Reviewed: July 19, 2005
By: Robert B. Parker
Publisher: Berkley Publishing Group
304 pages, $10.99

Six Krispie Kreme donuts might not seem like a big retainer for a case involving a 28 year old murder, but Spenser has a soft spot for Paul Giacomin, who has sort of been his ward since he was in his teens, so when Paul arrives with Daryl Silver, an actor in his most recent stage play, Spenser listens to her request.

Daryl's mom was killed in a bank robbery when Daryl was just a child. The case was never solved, and Daryl has developed a burning need for closure. Spenser issues what is a fairly standard warning for him, that once he begins a case he will finish it, even if the client doesn't want him to. Daryl obviously wasn't listening hard enough while he was speaking.

In the course of the story Daryl learns more than she really wants to know about her background, her parentage, and the circumstances of her mother's death.

In a very short time Spenser learns a number of very confusing things and receives a number of warnings from some very serious sounding people. He should walk away from this case or he will be hurt. Clearly, they don't know him very well - haven't been reading the books. Several people die. None of them are Spenser, or Hawk, who has joined him for backup at at point.

Once the bad guys get really stupid and threaten Susan Silverman, it is clear that they are not intelligent people and that they are pretty desperate about hiding the secret of Emily Gold's death. That alone is enough to make Spenser more curious.

There's more. Quirk, a Boston policeman who often turns a blind eye to Spenser's bending of procedure, is curious about this case, as is Epstein, an FBI agent who has become anxious about certain files that are supposed to exist, but don't. Whatever else Spenser might think about the FBI, he has never accused them of sloppy filing.

The case meanders from the east coast to the west, staggers through two messy shoot-outs, and winds its way through an elaborate cover-up before we get anywhere near the truth.

In the meantime, Spenser and Susan are training a replacement for Pearl, the wonder dog, who has apparently died in a book that I must have missed. Pearl II is supposed to become as much like the original model as possible, which leads to some moments of levity in an otherwise fairly violent episode of the Spenser saga.

Also of interest for Parker fans is the fact that this novel wanders into Paradise territory and police chief Jesse Stone, the central character in Parker's second series. Jesse is only too happy to assist unofficially in a case which involves a Paradise based hoodlum he's been keeping an eye on.
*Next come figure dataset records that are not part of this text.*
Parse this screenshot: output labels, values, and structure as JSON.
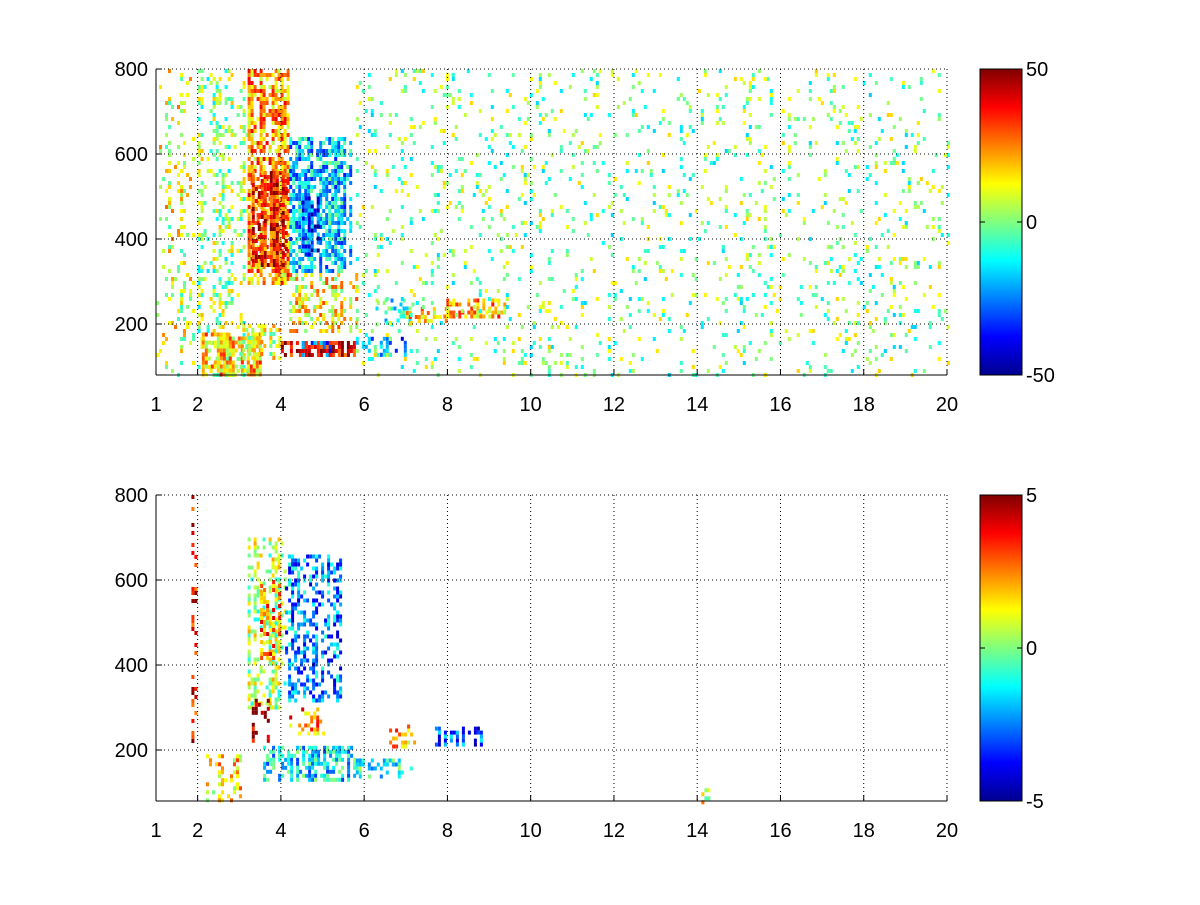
{
  "chart_data": [
    {
      "type": "heatmap",
      "xlim": [
        1,
        20
      ],
      "ylim": [
        80,
        800
      ],
      "x_ticks": [
        1,
        2,
        4,
        6,
        8,
        10,
        12,
        14,
        16,
        18,
        20
      ],
      "y_ticks": [
        200,
        400,
        600,
        800
      ],
      "grid": true,
      "colormap": "jet",
      "colorbar": {
        "min": -50,
        "max": 50,
        "ticks": [
          50,
          0,
          -50
        ],
        "placement": "right"
      },
      "regions": [
        {
          "x": [
            1.0,
            1.9
          ],
          "y": [
            80,
            800
          ],
          "value": 10,
          "density": 0.25
        },
        {
          "x": [
            2.0,
            3.2
          ],
          "y": [
            80,
            800
          ],
          "value": 2,
          "density": 0.35
        },
        {
          "x": [
            3.2,
            4.2
          ],
          "y": [
            300,
            800
          ],
          "value": 22,
          "density": 0.8
        },
        {
          "x": [
            3.3,
            4.1
          ],
          "y": [
            340,
            560
          ],
          "value": 35,
          "density": 0.9
        },
        {
          "x": [
            4.2,
            5.7
          ],
          "y": [
            320,
            640
          ],
          "value": -18,
          "density": 0.7
        },
        {
          "x": [
            4.5,
            4.9
          ],
          "y": [
            360,
            500
          ],
          "value": -32,
          "density": 0.8
        },
        {
          "x": [
            4.2,
            5.8
          ],
          "y": [
            180,
            320
          ],
          "value": 14,
          "density": 0.5
        },
        {
          "x": [
            2.1,
            3.5
          ],
          "y": [
            80,
            180
          ],
          "value": 18,
          "density": 0.85
        },
        {
          "x": [
            3.0,
            4.0
          ],
          "y": [
            120,
            200
          ],
          "value": 10,
          "density": 0.6
        },
        {
          "x": [
            4.0,
            5.8
          ],
          "y": [
            130,
            160
          ],
          "value": 42,
          "density": 0.95
        },
        {
          "x": [
            4.5,
            5.2
          ],
          "y": [
            130,
            160
          ],
          "value": -30,
          "density": 0.5
        },
        {
          "x": [
            5.8,
            7.0
          ],
          "y": [
            130,
            170
          ],
          "value": -25,
          "density": 0.6
        },
        {
          "x": [
            6.2,
            7.2
          ],
          "y": [
            200,
            260
          ],
          "value": -10,
          "density": 0.35
        },
        {
          "x": [
            7.0,
            8.0
          ],
          "y": [
            210,
            240
          ],
          "value": 18,
          "density": 0.6
        },
        {
          "x": [
            7.9,
            9.4
          ],
          "y": [
            220,
            260
          ],
          "value": 20,
          "density": 0.7
        },
        {
          "x": [
            5.8,
            20.0
          ],
          "y": [
            80,
            800
          ],
          "value": 0,
          "density": 0.12
        }
      ]
    },
    {
      "type": "heatmap",
      "xlim": [
        1,
        20
      ],
      "ylim": [
        80,
        800
      ],
      "x_ticks": [
        1,
        2,
        4,
        6,
        8,
        10,
        12,
        14,
        16,
        18,
        20
      ],
      "y_ticks": [
        200,
        400,
        600,
        800
      ],
      "grid": true,
      "colormap": "jet",
      "colorbar": {
        "min": -5,
        "max": 5,
        "ticks": [
          5,
          0,
          -5
        ],
        "placement": "right"
      },
      "regions": [
        {
          "x": [
            1.85,
            1.98
          ],
          "y": [
            220,
            800
          ],
          "value": 4,
          "density": 0.35
        },
        {
          "x": [
            2.2,
            3.0
          ],
          "y": [
            80,
            190
          ],
          "value": 1.5,
          "density": 0.55
        },
        {
          "x": [
            3.2,
            4.1
          ],
          "y": [
            300,
            700
          ],
          "value": 0.5,
          "density": 0.55
        },
        {
          "x": [
            3.5,
            4.0
          ],
          "y": [
            420,
            600
          ],
          "value": 2.5,
          "density": 0.45
        },
        {
          "x": [
            4.1,
            5.4
          ],
          "y": [
            320,
            660
          ],
          "value": -2.5,
          "density": 0.5
        },
        {
          "x": [
            3.3,
            3.7
          ],
          "y": [
            220,
            330
          ],
          "value": 4.5,
          "density": 0.35
        },
        {
          "x": [
            4.2,
            5.0
          ],
          "y": [
            240,
            300
          ],
          "value": 2.5,
          "density": 0.4
        },
        {
          "x": [
            3.5,
            5.8
          ],
          "y": [
            130,
            210
          ],
          "value": -1.5,
          "density": 0.65
        },
        {
          "x": [
            5.8,
            7.1
          ],
          "y": [
            140,
            180
          ],
          "value": -1.0,
          "density": 0.5
        },
        {
          "x": [
            6.6,
            7.2
          ],
          "y": [
            200,
            260
          ],
          "value": 2.0,
          "density": 0.4
        },
        {
          "x": [
            7.7,
            8.8
          ],
          "y": [
            215,
            255
          ],
          "value": -3.0,
          "density": 0.8
        },
        {
          "x": [
            14.1,
            14.3
          ],
          "y": [
            80,
            110
          ],
          "value": 1.0,
          "density": 0.6
        }
      ]
    }
  ]
}
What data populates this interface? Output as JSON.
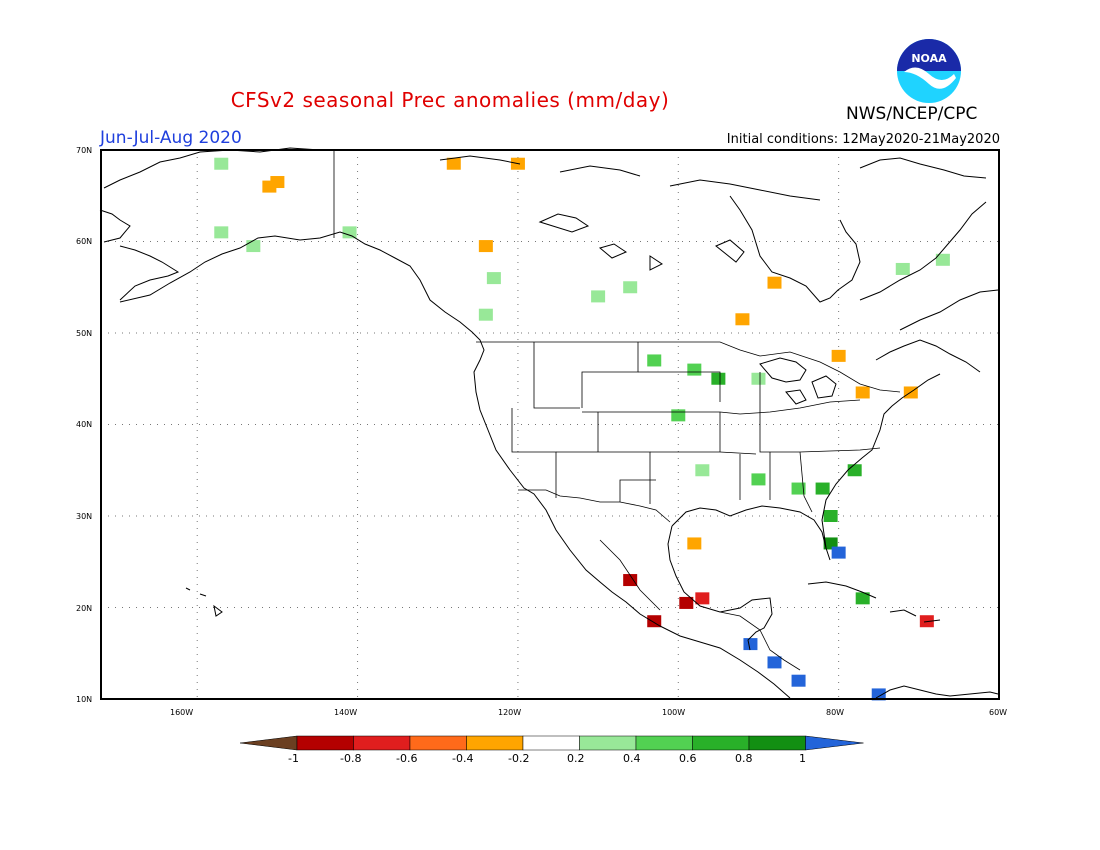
{
  "header": {
    "title": "CFSv2 seasonal Prec anomalies (mm/day)",
    "org": "NWS/NCEP/CPC",
    "season": "Jun-Jul-Aug 2020",
    "init": "Initial conditions: 12May2020-21May2020",
    "logo_text": "NOAA"
  },
  "map": {
    "lat_labels": [
      "70N",
      "60N",
      "50N",
      "40N",
      "30N",
      "20N",
      "10N"
    ],
    "lon_labels": [
      "160W",
      "140W",
      "120W",
      "100W",
      "80W",
      "60W"
    ],
    "lat_range": [
      10,
      70
    ],
    "lon_range": [
      -172,
      -60
    ],
    "grid": "dotted"
  },
  "legend": {
    "labels": [
      "-1",
      "-0.8",
      "-0.6",
      "-0.4",
      "-0.2",
      "0.2",
      "0.4",
      "0.6",
      "0.8",
      "1"
    ],
    "colors": [
      "#6b3f21",
      "#b40000",
      "#e01e1e",
      "#ff6a1a",
      "#ffa500",
      "#ffffff",
      "#98e898",
      "#52d152",
      "#29b029",
      "#128f12",
      "#2364d9"
    ]
  },
  "anomaly_cells": [
    {
      "lon": -157,
      "lat": 68.5,
      "cat": "p02"
    },
    {
      "lon": -151,
      "lat": 66,
      "cat": "n04"
    },
    {
      "lon": -150,
      "lat": 66.5,
      "cat": "n04"
    },
    {
      "lon": -128,
      "lat": 68.5,
      "cat": "n04"
    },
    {
      "lon": -120,
      "lat": 68.5,
      "cat": "n04"
    },
    {
      "lon": -124,
      "lat": 59.5,
      "cat": "n04"
    },
    {
      "lon": -141,
      "lat": 61,
      "cat": "p02"
    },
    {
      "lon": -157,
      "lat": 61,
      "cat": "p02"
    },
    {
      "lon": -153,
      "lat": 59.5,
      "cat": "p02"
    },
    {
      "lon": -123,
      "lat": 56,
      "cat": "p02"
    },
    {
      "lon": -124,
      "lat": 52,
      "cat": "p02"
    },
    {
      "lon": -110,
      "lat": 54,
      "cat": "p02"
    },
    {
      "lon": -106,
      "lat": 55,
      "cat": "p02"
    },
    {
      "lon": -88,
      "lat": 55.5,
      "cat": "n04"
    },
    {
      "lon": -92,
      "lat": 51.5,
      "cat": "n04"
    },
    {
      "lon": -80,
      "lat": 47.5,
      "cat": "n04"
    },
    {
      "lon": -77,
      "lat": 43.5,
      "cat": "n04"
    },
    {
      "lon": -71,
      "lat": 43.5,
      "cat": "n04"
    },
    {
      "lon": -67,
      "lat": 58,
      "cat": "p02"
    },
    {
      "lon": -72,
      "lat": 57,
      "cat": "p02"
    },
    {
      "lon": -103,
      "lat": 47,
      "cat": "p04"
    },
    {
      "lon": -98,
      "lat": 46,
      "cat": "p04"
    },
    {
      "lon": -95,
      "lat": 45,
      "cat": "p06"
    },
    {
      "lon": -100,
      "lat": 41,
      "cat": "p04"
    },
    {
      "lon": -90,
      "lat": 45,
      "cat": "p02"
    },
    {
      "lon": -97,
      "lat": 35,
      "cat": "p02"
    },
    {
      "lon": -90,
      "lat": 34,
      "cat": "p04"
    },
    {
      "lon": -85,
      "lat": 33,
      "cat": "p04"
    },
    {
      "lon": -82,
      "lat": 33,
      "cat": "p06"
    },
    {
      "lon": -78,
      "lat": 35,
      "cat": "p06"
    },
    {
      "lon": -81,
      "lat": 30,
      "cat": "p06"
    },
    {
      "lon": -81,
      "lat": 27,
      "cat": "p08"
    },
    {
      "lon": -80,
      "lat": 26,
      "cat": "p10"
    },
    {
      "lon": -98,
      "lat": 27,
      "cat": "n04"
    },
    {
      "lon": -97,
      "lat": 21,
      "cat": "n06"
    },
    {
      "lon": -99,
      "lat": 20.5,
      "cat": "n08"
    },
    {
      "lon": -103,
      "lat": 18.5,
      "cat": "n08"
    },
    {
      "lon": -106,
      "lat": 23,
      "cat": "n08"
    },
    {
      "lon": -91,
      "lat": 16,
      "cat": "p10"
    },
    {
      "lon": -88,
      "lat": 14,
      "cat": "p10"
    },
    {
      "lon": -85,
      "lat": 12,
      "cat": "p10"
    },
    {
      "lon": -75,
      "lat": 10.5,
      "cat": "p10"
    },
    {
      "lon": -77,
      "lat": 21,
      "cat": "p06"
    },
    {
      "lon": -69,
      "lat": 18.5,
      "cat": "n06"
    }
  ]
}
I half expected Spenser to sub-contract some work to Boston based Sunny Randall as well, but that'll have to wait for another book.

Spenser novels are a summer travelling pleasure for me. It's nice to settle into a user friendly, familiar universe for a few hours when you're away from home yourself. The setting, the banter, the friendships and the love are probably more important than the actual mystery, but it stands up okay too.